House Democratic Policy Chairman John Wilson (D-Lawrence), who has worked on childhood obesity issues for a decade, tried unsuccessfully to send the bill to the House Agriculture and Natural Resources Committee for further study. Wilson said that one way to end childhood obesity is to expose children to a healthier eating environment. He cited the Legislature as an example, saying that his own eating habits change in Topeka, where he is regularly exposed to donuts, cookies and cakes during meetings around the Capitol.
Wilson said that allowing local governments to have their own nutrition policies will allow more local control of the subject. He noted that in Lawrence, community gardens, farmers markets and urban agriculture programs have thrived. He also said that healthier nutrition policy for sporting events have proven popular in the community.
“The underlying bill is a solution looking for a problem,” Wilson said.
Wilson said the Agriculture Committee was the more appropriate place for the bill to be studied; saying that the committee could look at the impact the policies would have on the agricultural industry and farmer’s markets. He also said he could see a spot for the bill to be heard in the Health and Human Services Committee. The bill was heard by the Commerce, Labor and Economic Development Committee.
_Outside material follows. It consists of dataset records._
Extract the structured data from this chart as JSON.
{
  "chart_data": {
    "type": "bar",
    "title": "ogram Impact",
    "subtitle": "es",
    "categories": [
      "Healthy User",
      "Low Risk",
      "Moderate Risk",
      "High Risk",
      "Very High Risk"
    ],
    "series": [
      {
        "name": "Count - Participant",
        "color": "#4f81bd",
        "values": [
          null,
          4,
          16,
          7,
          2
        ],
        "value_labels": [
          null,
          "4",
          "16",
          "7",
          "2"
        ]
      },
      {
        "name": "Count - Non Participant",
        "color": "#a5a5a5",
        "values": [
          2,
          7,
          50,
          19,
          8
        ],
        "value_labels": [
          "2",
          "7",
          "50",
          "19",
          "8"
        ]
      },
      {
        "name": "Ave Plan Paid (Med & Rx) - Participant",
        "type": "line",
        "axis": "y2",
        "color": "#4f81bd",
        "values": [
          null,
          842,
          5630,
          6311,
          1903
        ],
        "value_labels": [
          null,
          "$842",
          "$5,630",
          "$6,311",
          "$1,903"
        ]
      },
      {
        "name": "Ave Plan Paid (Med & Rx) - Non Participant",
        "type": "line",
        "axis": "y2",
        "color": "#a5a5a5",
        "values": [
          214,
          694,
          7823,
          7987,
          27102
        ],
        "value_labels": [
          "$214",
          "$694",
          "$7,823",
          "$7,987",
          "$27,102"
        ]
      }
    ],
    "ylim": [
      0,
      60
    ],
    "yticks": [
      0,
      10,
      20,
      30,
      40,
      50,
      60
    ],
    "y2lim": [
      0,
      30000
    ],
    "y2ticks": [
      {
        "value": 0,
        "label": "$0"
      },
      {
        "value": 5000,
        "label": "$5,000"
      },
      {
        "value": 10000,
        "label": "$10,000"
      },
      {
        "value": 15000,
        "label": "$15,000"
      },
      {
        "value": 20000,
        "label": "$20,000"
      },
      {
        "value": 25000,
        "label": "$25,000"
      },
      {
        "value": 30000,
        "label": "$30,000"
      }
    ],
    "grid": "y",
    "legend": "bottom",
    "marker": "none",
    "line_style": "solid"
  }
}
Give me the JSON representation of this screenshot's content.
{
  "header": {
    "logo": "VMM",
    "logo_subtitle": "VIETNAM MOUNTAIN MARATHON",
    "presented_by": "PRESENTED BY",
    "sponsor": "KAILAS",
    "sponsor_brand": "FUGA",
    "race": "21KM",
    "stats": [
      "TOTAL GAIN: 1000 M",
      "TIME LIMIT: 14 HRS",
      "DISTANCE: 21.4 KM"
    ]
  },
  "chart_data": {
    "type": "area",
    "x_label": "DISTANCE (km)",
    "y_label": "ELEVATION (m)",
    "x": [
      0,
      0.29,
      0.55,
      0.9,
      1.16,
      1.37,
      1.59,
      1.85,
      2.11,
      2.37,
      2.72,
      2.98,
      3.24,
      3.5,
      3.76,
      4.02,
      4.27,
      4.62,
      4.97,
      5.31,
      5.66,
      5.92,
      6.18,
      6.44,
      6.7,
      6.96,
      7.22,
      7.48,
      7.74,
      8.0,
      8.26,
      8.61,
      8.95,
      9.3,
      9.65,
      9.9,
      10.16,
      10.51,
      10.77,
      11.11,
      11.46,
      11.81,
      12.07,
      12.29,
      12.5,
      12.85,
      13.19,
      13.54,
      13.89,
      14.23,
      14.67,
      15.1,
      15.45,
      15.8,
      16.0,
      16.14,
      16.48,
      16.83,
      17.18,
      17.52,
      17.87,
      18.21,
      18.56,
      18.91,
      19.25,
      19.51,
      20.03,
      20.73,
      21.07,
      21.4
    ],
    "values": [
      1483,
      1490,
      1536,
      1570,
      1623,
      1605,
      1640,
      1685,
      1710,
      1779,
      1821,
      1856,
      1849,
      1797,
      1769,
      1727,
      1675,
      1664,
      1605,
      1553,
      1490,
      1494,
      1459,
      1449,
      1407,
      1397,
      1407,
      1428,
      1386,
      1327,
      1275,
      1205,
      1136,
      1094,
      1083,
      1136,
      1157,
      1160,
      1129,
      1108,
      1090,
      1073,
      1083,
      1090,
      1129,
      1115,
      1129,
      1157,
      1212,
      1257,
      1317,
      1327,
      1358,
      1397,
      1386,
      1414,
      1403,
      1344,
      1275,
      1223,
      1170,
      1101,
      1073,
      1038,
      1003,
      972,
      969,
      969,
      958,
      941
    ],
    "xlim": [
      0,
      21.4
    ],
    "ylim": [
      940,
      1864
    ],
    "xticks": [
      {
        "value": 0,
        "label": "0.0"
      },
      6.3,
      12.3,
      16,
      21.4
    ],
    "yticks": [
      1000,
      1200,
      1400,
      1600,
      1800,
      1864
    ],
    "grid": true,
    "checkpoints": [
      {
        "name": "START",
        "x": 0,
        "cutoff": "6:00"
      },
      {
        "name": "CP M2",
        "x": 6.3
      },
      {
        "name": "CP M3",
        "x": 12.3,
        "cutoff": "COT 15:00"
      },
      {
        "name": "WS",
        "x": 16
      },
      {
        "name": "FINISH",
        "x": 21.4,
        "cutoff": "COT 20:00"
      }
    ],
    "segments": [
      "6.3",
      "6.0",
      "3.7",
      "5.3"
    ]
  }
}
Wilson serves on both the agriculture and health panels, but does not serve on the commerce panel.
House Agriculture and Natural Resources Committee Chairwoman Sharon Schwartz (R-Washington) argued that Wilson’s motion was tantamount to killing the bill, noting that the committee only has one more scheduled meeting this session and limited time remaining overall. Lawmakers defeated Wilson’s motion 38-74.
Lawmakers did adopt two amendments to the bill, including one from Rep. Erin Davis (R-Olathe) that would allow for school districts and local governments to continue teaching healthy eating programs and for more of those to be implemented. In addition, lawmakers adopted an amendment from Rep. Kristey Williams (R-Augusta) to protect local zoning laws that she said could have been impacted based on the original wording of the legislation.
Williams said that she supported the entire bill, noting that she felt it could provide statewide uniformity on the issue.
“This is commonsense protection of free market principles,” she said.